The guidelines below help to ensure that the developers and outside collaborators remain on the same page regarding contributions.

Source Code

The source code is available on GitHub:

Git Flow

This project follows the GitFlow Workflow, which you can read about here if it is new to you:

https://leanpub.com/git-flow/read

For external contributors, this isn’t important, other than making you aware that when you first clone the repository, you will be on the develop branch, which is what you should use for your development.

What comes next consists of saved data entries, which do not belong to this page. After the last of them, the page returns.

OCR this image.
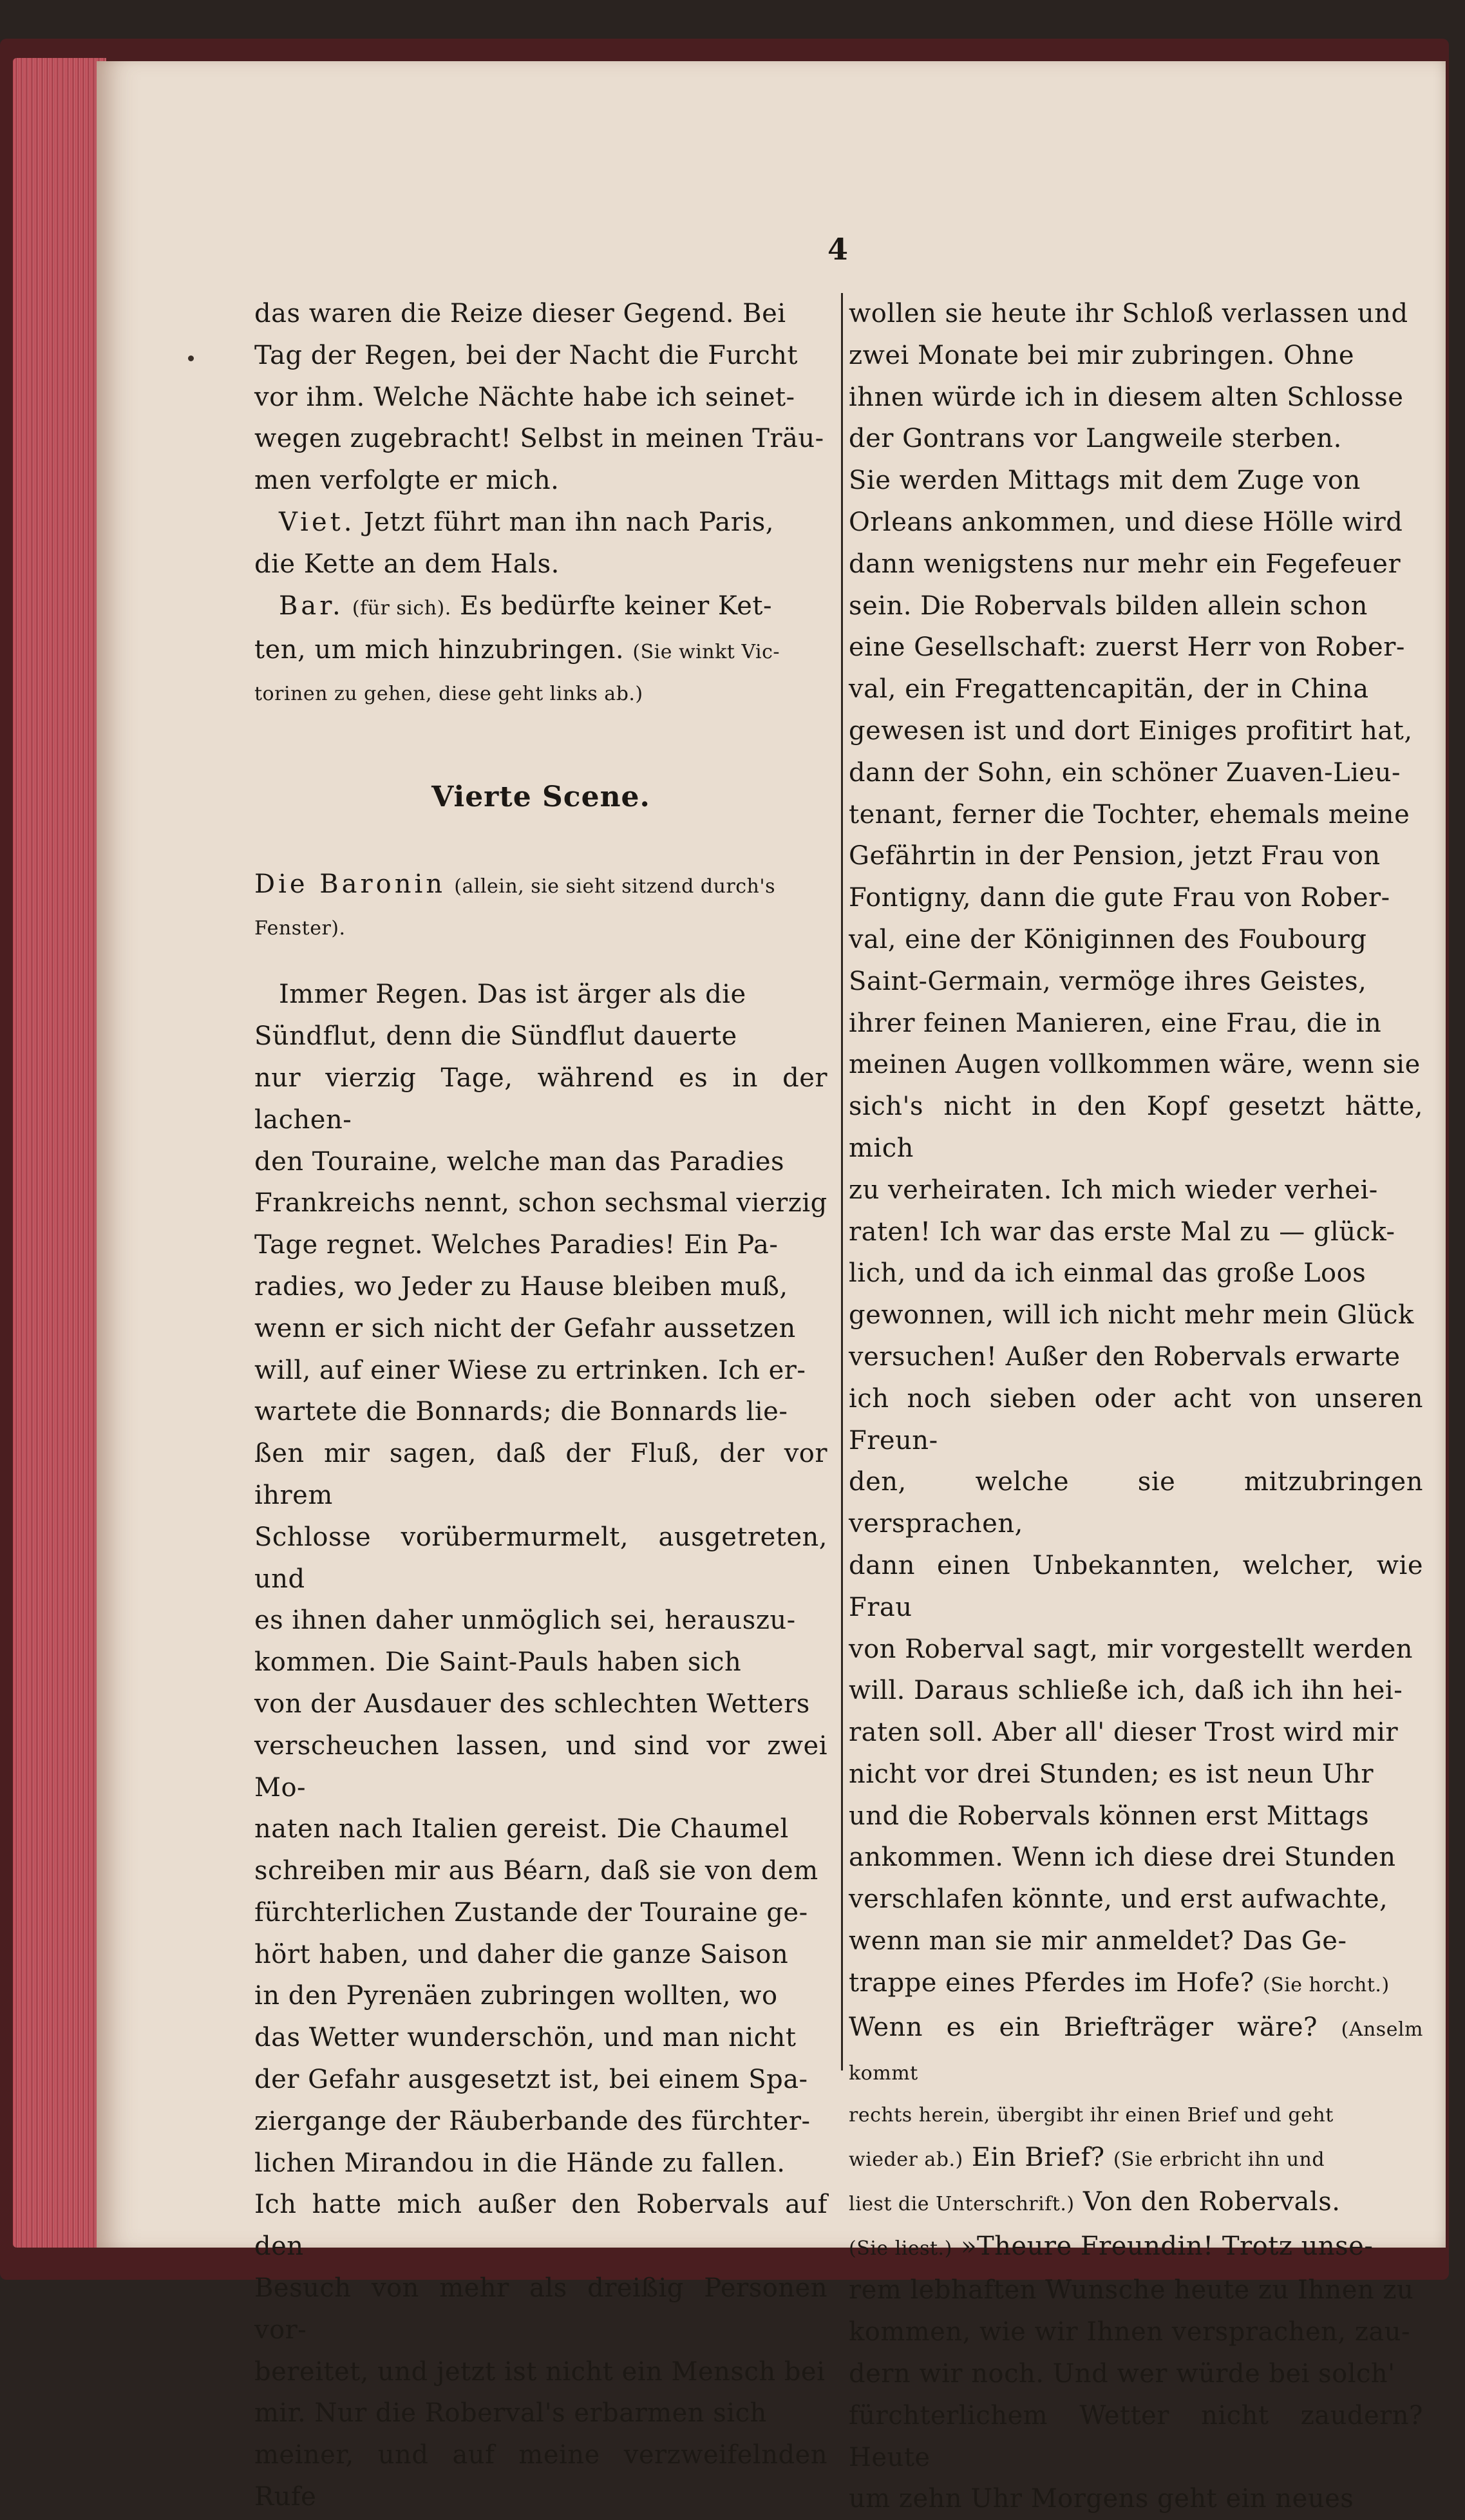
4

das waren die Reize dieser Gegend. Bei

Tag der Regen, bei der Nacht die Furcht

vor ihm. Welche Nächte habe ich seinet-

wegen zugebracht! Selbst in meinen Träu-

men verfolgte er mich.

Viet. Jetzt führt man ihn nach Paris,

die Kette an dem Hals.

Bar. (für sich). Es bedürfte keiner Ket-

ten, um mich hinzubringen. (Sie winkt Vic-

torinen zu gehen, diese geht links ab.)

Vierte Scene.

Die Baronin (allein, sie sieht sitzend durch's

Fenster).

Immer Regen. Das ist ärger als die

Sündflut, denn die Sündflut dauerte

nur vierzig Tage, während es in der lachen-

den Touraine, welche man das Paradies

Frankreichs nennt, schon sechsmal vierzig

Tage regnet. Welches Paradies! Ein Pa-

radies, wo Jeder zu Hause bleiben muß,

wenn er sich nicht der Gefahr aussetzen

will, auf einer Wiese zu ertrinken. Ich er-

wartete die Bonnards; die Bonnards lie-

ßen mir sagen, daß der Fluß, der vor ihrem

Schlosse vorübermurmelt, ausgetreten, und

es ihnen daher unmöglich sei, herauszu-

kommen. Die Saint-Pauls haben sich

von der Ausdauer des schlechten Wetters

verscheuchen lassen, und sind vor zwei Mo-

naten nach Italien gereist. Die Chaumel

schreiben mir aus Béarn, daß sie von dem

fürchterlichen Zustande der Touraine ge-

hört haben, und daher die ganze Saison

in den Pyrenäen zubringen wollten, wo

das Wetter wunderschön, und man nicht

der Gefahr ausgesetzt ist, bei einem Spa-

ziergange der Räuberbande des fürchter-

lichen Mirandou in die Hände zu fallen.

Ich hatte mich außer den Robervals auf den

Besuch von mehr als dreißig Personen vor-

bereitet, und jetzt ist nicht ein Mensch bei

mir. Nur die Roberval's erbarmen sich

meiner, und auf meine verzweifelnden Rufe

wollen sie heute ihr Schloß verlassen und

zwei Monate bei mir zubringen. Ohne

ihnen würde ich in diesem alten Schlosse

der Gontrans vor Langweile sterben.

Sie werden Mittags mit dem Zuge von

Orleans ankommen, und diese Hölle wird

dann wenigstens nur mehr ein Fegefeuer

sein. Die Robervals bilden allein schon

eine Gesellschaft: zuerst Herr von Rober-

val, ein Fregattencapitän, der in China

gewesen ist und dort Einiges profitirt hat,

dann der Sohn, ein schöner Zuaven-Lieu-

tenant, ferner die Tochter, ehemals meine

Gefährtin in der Pension, jetzt Frau von

Fontigny, dann die gute Frau von Rober-

val, eine der Königinnen des Foubourg

Saint-Germain, vermöge ihres Geistes,

ihrer feinen Manieren, eine Frau, die in

meinen Augen vollkommen wäre, wenn sie

sich's nicht in den Kopf gesetzt hätte, mich

zu verheiraten. Ich mich wieder verhei-

raten! Ich war das erste Mal zu — glück-

lich, und da ich einmal das große Loos

gewonnen, will ich nicht mehr mein Glück

versuchen! Außer den Robervals erwarte

ich noch sieben oder acht von unseren Freun-

den, welche sie mitzubringen versprachen,

dann einen Unbekannten, welcher, wie Frau

von Roberval sagt, mir vorgestellt werden

will. Daraus schließe ich, daß ich ihn hei-

raten soll. Aber all' dieser Trost wird mir

nicht vor drei Stunden; es ist neun Uhr

und die Robervals können erst Mittags

ankommen. Wenn ich diese drei Stunden

verschlafen könnte, und erst aufwachte,

wenn man sie mir anmeldet? Das Ge-

trappe eines Pferdes im Hofe? (Sie horcht.)

Wenn es ein Briefträger wäre? (Anselm kommt

rechts herein, übergibt ihr einen Brief und geht

wieder ab.) Ein Brief? (Sie erbricht ihn und

liest die Unterschrift.) Von den Robervals.

(Sie liest.) »Theure Freundin! Trotz unse-

rem lebhaften Wunsche heute zu Ihnen zu

kommen, wie wir Ihnen versprachen, zau-

dern wir noch. Und wer würde bei solch'

fürchterlichem Wetter nicht zaudern? Heute

um zehn Uhr Morgens geht ein neues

Since you will be submitting pull requests for your contributions, you don’t really need to know much about GitFlow, other than making sure that you are not developing off of the master branch.

Ways to Contribute

Users are encouraged to contribute various ways. This includes:

  • Submitting a bug report
  • Submitting bug fixes
  • Submitting new Fortran computational routines
  • Submitting new Python computational routines
  • Submitting fully wrapped computational routines
  • Fixing documentation errors
  • Creating new examples in the documentation (e.g. plotting examples)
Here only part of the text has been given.